Cleaning Internal Components
The best way to clean an internal component is to disconnect it from the larger system (the motherboard, power supply, etc.) and utilize the above compressed air/Q-tip tactics as needed. Compressed air (or an air compressor if you don’t want disposable) should be enough for components like the graphics card and hard drive, and you can use a dry cloth to wipe down the hard drive and power supply if you want to really be thorough. Caked-on dust or dirt can be rubbed away with isopropyl alcohol using either a cloth or a Q-tip for hard-to-reach places.
You should never take apart the hard drive or the power supply, not even to clean them. Doing so can void their respective warranties, and potentially cause serious harm to the component or (in the power supply’s case) to yourself. If you remove components like your graphics card, RAM, or CMOS battery, you can clean their corresponding motherboard slots with a blast or two of compressed air.

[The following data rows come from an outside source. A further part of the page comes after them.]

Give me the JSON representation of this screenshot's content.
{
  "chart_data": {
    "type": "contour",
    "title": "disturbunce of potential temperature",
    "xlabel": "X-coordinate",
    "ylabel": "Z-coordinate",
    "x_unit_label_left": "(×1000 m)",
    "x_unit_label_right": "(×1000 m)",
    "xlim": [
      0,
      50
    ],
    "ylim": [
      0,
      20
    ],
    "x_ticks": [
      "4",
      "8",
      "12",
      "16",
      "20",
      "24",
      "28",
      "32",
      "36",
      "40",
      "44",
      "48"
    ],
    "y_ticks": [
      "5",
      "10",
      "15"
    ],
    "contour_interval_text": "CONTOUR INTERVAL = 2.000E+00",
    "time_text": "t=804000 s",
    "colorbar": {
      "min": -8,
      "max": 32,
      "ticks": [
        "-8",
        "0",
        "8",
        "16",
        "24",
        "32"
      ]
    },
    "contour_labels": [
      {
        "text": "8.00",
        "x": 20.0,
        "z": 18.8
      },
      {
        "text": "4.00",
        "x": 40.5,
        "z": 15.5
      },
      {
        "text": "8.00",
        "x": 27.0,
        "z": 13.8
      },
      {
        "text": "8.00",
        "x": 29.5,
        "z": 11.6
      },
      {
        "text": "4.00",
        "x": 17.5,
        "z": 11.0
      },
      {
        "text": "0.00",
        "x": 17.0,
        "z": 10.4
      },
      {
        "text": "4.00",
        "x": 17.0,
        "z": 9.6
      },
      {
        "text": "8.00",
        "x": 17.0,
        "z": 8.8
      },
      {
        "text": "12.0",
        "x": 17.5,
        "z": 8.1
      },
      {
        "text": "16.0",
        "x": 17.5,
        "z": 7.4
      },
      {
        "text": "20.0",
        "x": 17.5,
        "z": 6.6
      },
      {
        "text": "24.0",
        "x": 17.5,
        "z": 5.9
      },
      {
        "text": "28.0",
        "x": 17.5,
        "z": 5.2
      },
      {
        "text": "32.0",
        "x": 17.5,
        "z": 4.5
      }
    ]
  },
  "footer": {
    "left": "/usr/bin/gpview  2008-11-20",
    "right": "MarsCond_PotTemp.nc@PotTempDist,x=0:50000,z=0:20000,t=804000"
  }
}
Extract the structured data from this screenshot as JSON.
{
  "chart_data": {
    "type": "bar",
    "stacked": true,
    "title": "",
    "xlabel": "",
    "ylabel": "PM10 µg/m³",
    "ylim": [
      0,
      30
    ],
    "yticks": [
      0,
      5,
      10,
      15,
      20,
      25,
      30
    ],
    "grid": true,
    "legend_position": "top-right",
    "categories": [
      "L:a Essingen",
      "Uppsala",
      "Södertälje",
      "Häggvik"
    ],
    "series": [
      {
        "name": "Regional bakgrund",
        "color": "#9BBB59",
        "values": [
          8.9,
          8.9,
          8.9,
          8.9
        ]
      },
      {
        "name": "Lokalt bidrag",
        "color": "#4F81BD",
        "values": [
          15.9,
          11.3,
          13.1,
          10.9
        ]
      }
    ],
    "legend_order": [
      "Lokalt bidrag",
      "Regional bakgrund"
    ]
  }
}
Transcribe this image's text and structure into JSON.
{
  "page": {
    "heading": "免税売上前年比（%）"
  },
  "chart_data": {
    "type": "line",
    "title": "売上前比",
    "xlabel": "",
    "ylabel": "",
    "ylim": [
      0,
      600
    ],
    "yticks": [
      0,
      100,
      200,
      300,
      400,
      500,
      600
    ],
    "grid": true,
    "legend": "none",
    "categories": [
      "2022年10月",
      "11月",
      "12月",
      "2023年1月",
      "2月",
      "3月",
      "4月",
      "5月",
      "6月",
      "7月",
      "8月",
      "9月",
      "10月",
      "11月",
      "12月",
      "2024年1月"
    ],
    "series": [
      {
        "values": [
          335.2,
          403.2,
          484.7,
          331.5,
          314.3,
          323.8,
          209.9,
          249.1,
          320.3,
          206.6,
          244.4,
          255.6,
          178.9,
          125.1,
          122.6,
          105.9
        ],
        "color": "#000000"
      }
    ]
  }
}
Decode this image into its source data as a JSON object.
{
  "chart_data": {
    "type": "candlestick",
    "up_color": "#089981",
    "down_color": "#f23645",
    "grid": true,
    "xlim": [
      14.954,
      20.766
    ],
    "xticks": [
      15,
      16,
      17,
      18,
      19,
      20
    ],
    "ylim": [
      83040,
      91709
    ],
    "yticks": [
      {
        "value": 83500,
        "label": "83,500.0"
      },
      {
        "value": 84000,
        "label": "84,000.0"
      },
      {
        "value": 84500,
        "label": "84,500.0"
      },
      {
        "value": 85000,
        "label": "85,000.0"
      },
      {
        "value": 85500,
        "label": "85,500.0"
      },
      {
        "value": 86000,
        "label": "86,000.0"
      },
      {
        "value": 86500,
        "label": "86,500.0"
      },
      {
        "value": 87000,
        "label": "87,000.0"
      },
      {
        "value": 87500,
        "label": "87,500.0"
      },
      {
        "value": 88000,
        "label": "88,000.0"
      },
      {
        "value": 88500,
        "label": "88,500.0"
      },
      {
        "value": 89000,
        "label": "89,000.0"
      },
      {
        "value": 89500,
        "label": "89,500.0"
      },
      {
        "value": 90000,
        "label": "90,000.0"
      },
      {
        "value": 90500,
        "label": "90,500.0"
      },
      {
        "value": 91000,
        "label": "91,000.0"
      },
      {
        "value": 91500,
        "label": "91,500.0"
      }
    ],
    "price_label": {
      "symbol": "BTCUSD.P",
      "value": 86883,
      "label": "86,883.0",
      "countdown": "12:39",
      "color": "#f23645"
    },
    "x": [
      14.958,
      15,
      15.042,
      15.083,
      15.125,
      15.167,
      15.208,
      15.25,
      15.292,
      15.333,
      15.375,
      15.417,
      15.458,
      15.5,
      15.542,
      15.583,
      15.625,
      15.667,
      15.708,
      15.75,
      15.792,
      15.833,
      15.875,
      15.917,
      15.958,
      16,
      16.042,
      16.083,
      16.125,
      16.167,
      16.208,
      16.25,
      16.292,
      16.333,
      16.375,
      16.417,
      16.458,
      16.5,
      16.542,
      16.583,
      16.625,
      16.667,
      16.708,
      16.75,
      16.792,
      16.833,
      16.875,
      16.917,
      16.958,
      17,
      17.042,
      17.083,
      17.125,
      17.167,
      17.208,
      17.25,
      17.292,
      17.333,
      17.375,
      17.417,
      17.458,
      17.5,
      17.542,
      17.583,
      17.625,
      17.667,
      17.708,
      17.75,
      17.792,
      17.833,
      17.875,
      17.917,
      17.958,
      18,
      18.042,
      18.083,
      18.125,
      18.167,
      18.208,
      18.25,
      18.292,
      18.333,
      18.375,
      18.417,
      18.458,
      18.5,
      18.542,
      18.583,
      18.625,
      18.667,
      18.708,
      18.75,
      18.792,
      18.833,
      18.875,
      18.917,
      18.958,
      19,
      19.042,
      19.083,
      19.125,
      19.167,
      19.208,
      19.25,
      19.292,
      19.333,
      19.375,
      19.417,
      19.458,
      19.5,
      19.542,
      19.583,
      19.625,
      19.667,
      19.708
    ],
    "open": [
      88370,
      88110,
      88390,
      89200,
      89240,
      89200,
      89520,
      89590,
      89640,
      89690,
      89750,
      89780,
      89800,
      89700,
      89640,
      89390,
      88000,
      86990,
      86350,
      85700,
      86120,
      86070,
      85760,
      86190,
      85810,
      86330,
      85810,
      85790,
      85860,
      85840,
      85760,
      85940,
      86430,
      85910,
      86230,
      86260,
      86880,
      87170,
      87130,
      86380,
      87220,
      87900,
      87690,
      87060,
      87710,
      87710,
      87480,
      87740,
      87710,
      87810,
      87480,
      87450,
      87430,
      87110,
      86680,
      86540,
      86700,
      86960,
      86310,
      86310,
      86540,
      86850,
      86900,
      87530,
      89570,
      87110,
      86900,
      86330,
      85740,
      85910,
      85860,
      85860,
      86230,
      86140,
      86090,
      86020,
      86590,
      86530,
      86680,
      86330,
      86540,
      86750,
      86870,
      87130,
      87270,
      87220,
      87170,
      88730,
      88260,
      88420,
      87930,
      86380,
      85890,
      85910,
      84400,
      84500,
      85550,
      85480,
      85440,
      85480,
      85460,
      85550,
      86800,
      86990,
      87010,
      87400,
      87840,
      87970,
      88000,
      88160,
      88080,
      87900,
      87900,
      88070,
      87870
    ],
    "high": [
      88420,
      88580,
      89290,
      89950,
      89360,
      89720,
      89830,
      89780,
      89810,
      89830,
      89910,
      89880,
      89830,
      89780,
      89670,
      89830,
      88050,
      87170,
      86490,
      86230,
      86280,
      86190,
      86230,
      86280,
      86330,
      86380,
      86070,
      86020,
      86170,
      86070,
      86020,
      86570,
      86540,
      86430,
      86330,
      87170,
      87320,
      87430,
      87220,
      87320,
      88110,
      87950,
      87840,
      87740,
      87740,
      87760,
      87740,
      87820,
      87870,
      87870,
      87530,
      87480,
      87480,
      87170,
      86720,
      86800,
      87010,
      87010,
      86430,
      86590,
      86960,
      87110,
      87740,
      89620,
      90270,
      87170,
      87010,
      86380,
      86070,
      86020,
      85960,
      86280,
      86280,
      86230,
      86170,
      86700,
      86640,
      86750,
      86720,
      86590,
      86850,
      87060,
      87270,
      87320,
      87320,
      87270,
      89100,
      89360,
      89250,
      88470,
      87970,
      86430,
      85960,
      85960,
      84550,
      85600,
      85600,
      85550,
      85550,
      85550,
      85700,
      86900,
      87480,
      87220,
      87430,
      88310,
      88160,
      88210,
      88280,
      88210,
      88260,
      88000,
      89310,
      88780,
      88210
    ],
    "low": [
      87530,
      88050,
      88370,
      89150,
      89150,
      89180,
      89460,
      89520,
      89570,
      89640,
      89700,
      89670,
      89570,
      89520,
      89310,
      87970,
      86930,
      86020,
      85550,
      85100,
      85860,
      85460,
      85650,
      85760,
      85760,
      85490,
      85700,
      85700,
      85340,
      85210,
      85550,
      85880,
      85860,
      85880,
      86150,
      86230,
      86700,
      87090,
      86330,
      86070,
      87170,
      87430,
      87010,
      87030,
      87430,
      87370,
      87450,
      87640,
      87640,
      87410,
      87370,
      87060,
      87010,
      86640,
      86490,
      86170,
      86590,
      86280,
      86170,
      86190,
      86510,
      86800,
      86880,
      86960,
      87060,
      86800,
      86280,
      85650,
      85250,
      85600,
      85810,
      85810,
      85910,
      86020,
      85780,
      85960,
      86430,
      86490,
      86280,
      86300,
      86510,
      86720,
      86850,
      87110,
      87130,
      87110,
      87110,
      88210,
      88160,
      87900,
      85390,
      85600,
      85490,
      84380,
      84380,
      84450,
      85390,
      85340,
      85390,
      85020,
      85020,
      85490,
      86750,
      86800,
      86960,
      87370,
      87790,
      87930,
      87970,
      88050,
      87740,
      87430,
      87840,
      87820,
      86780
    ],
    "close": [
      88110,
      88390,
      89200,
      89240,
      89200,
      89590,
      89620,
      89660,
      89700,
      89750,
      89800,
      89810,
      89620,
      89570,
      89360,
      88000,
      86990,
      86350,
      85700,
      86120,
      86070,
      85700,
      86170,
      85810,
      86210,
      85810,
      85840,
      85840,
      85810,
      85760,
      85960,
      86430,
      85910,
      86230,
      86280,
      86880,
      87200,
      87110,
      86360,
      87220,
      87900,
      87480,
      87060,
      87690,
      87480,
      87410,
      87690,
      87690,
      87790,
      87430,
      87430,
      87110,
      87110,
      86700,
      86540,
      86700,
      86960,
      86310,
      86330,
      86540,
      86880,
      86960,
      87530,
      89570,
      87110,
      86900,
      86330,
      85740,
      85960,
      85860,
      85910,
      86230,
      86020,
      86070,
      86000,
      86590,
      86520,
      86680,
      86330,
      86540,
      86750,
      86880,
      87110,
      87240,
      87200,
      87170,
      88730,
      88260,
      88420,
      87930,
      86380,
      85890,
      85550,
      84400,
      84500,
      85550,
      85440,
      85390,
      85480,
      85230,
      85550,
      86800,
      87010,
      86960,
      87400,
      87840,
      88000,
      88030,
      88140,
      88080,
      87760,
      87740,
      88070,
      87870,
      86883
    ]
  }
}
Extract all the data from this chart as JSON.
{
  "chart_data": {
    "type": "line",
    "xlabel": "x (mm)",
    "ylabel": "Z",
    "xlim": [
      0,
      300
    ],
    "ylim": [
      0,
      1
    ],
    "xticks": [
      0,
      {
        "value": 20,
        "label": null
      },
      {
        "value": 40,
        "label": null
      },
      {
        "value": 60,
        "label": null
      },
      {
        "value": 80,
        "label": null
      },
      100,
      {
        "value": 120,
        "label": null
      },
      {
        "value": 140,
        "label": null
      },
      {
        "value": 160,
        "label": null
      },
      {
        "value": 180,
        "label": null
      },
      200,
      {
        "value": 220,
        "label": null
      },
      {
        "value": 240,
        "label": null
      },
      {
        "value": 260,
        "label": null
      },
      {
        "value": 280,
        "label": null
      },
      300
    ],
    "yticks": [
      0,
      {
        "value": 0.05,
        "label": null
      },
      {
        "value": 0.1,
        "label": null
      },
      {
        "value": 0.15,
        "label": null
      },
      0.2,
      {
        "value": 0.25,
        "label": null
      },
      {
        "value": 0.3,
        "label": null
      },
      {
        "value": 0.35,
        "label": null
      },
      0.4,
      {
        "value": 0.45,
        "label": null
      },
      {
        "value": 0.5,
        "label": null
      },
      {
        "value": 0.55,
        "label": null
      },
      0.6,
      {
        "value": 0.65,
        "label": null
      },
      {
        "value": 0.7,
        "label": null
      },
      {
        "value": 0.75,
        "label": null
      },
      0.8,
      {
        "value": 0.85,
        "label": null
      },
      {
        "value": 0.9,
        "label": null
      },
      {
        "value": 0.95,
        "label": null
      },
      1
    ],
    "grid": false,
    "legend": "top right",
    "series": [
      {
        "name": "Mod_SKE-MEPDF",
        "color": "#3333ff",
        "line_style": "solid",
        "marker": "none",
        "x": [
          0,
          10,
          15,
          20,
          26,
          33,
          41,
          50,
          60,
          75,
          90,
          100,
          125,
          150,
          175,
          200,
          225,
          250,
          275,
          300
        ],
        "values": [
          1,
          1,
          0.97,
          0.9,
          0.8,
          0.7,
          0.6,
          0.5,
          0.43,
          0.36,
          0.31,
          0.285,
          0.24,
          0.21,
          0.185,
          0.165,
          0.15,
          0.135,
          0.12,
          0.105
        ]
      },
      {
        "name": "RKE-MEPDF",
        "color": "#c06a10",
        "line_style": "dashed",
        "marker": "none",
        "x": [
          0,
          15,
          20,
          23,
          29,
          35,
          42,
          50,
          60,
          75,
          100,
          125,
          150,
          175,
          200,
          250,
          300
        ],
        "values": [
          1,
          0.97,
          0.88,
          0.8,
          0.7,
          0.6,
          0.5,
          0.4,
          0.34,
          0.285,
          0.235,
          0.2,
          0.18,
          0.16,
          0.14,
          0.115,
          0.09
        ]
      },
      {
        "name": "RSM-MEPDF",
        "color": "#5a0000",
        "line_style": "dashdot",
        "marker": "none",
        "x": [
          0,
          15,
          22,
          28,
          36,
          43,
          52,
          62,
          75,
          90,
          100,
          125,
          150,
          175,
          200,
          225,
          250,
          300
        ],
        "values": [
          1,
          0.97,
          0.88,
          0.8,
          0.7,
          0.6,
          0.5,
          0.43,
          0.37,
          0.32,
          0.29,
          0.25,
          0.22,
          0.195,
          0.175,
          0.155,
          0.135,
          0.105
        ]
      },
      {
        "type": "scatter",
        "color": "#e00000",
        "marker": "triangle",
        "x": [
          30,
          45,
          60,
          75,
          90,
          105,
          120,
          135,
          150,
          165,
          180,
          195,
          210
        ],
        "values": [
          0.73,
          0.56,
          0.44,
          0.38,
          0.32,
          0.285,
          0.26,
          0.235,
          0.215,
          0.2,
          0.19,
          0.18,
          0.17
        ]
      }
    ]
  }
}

Cleaning/Reseating your CPU
The process of cleaning a CPU is a little more involved than most other components, but it can greatly benefit your PC if done correctly. If you notice that thermal paste is leaking over from the top of the chip onto your motherboard, or if it has been a few years, you should definitely consider cleaning it.
After detaching the heat sink, start by removing any excess thermal paste from the bottom of the heat sink, from the top of the CPU chip, and from around the CPU. This can be done with isopropyl alcohol and either cotton swabs or a cloth.
Once the CPU socket and surrounding area have been properly cleaned, reinsert the CPU chip and apply some fresh thermal paste directly onto the top center of the chip. You don’t want to use too much paste (otherwise it will leak and spill over), but you also don’t want to use too little (otherwise you risk overheating). A common recommendation is to apply enough paste to match the size of a grain of rice or a small pea. Carefully replace the heat sink so that the thermal paste evenly spreads across the bottom plate, and reinstall the heat sink.
As with any cleaning routine, keeping your PC spic and span can get monotonous, especially if you’re the sort of person who likes to be thorough in their cleaning. However, depending on where you keep your computer and how often you use it, you really don’t have to clean it more than once every 2-3 months.